Era Society 5.0 menandai transformasi digital yang mengintegrasikan teknologi cerdas, big data, dan Internet of Things (IoT) untuk menciptakan masyarakat yang lebih efisien, inklusif, dan humanis. Dalam konteks kesehatan, perubahan ini menuntut tenaga medis untuk beradaptasi dengan cepat. Ikatan Dokter Indonesia (IDI) mengambil peran strategis dalam menghadapi era ini melalui pemanfaatan cloud computing, sehingga dokter dan institusi medis dapat meningkatkan kualitas layanan dan efisiensi kerja.
Langkah pertama IDI adalah mengimplementasikan sistem data kesehatan berbasis cloud.
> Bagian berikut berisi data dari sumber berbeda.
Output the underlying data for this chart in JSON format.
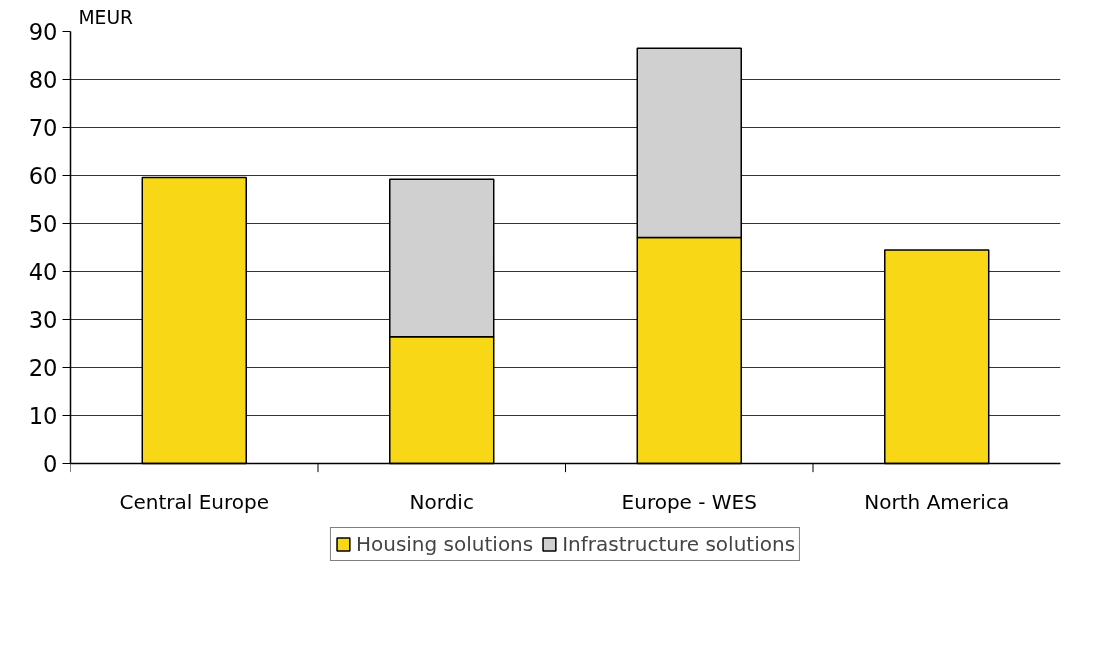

Cloud memungkinkan penyimpanan dan akses data pasien secara real-time, termasuk rekam medis elektronik, hasil laboratorium, dan catatan terapi. Tenaga medis dapat menggunakan informasi ini untuk pengambilan keputusan yang lebih cepat, akurat, dan berbasis bukti. Dengan pendekatan ini, pelayanan kesehatan menjadi lebih responsif dan pasien menerima layanan yang terpersonalisasi sesuai kebutuhan mereka.
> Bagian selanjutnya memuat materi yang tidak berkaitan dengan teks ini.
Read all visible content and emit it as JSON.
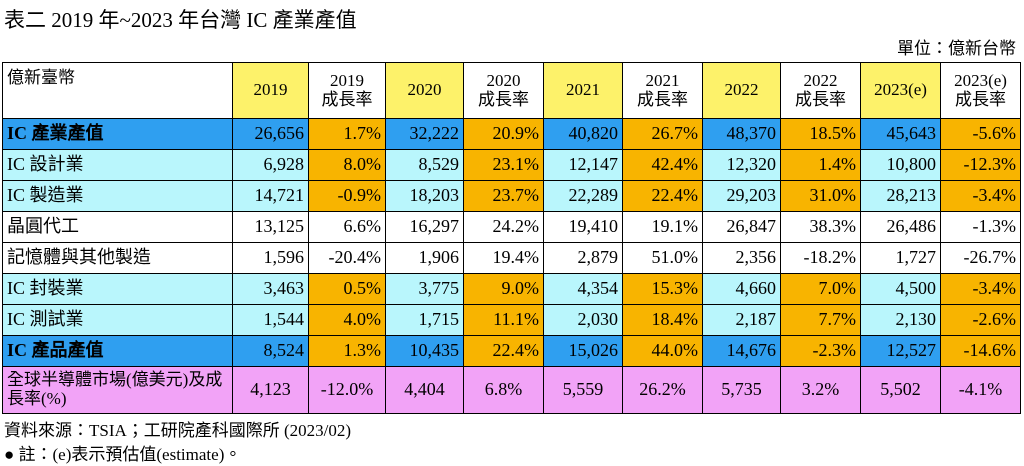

Selain itu, IDI mendorong pelatihan digital untuk tenaga medis di era Society 5.0. Webinar, kursus online, dan modul interaktif berbasis cloud memungkinkan dokter dan perawat mempelajari teknologi canggih, analisis data kesehatan, serta inovasi digital terkini. Pelatihan ini tidak hanya meningkatkan kompetensi klinis, tetapi juga keterampilan digital, sehingga tenaga medis mampu memanfaatkan teknologi secara optimal untuk mendukung pelayanan yang lebih efektif dan humanis.
Langkah ketiga adalah kolaborasi lintas institusi dan penelitian berbasis platform digital. Cloud memfasilitasi dokter, rumah sakit, dan lembaga pendidikan untuk berbagi data, berdiskusi kasus, serta melakukan penelitian bersama. Pendekatan ini mempercepat inovasi medis, memperluas jejaring profesional, dan memastikan pengembangan teknologi kesehatan sesuai dengan standar nasional dan internasional. Integrasi digital ini juga memudahkan evaluasi program kesehatan dan penyusunan kebijakan berbasis data.
Melalui strategi-strategi ini, IDI membuktikan bahwa teknologi digital bukan hanya soal efisiensi administratif, tetapi juga memperkuat peran dokter dalam era Society 5.0. Cloud memungkinkan tenaga medis bekerja lebih efektif, belajar secara fleksibel, dan berkolaborasi lebih luas. Dengan demikian, Indonesia dapat memanfaatkan transformasi digital untuk meningkatkan kualitas layanan kesehatan, memperkuat kompetensi SDM medis, dan menghadirkan sistem kesehatan yang adaptif, inovatif, dan berpusat pada manusia.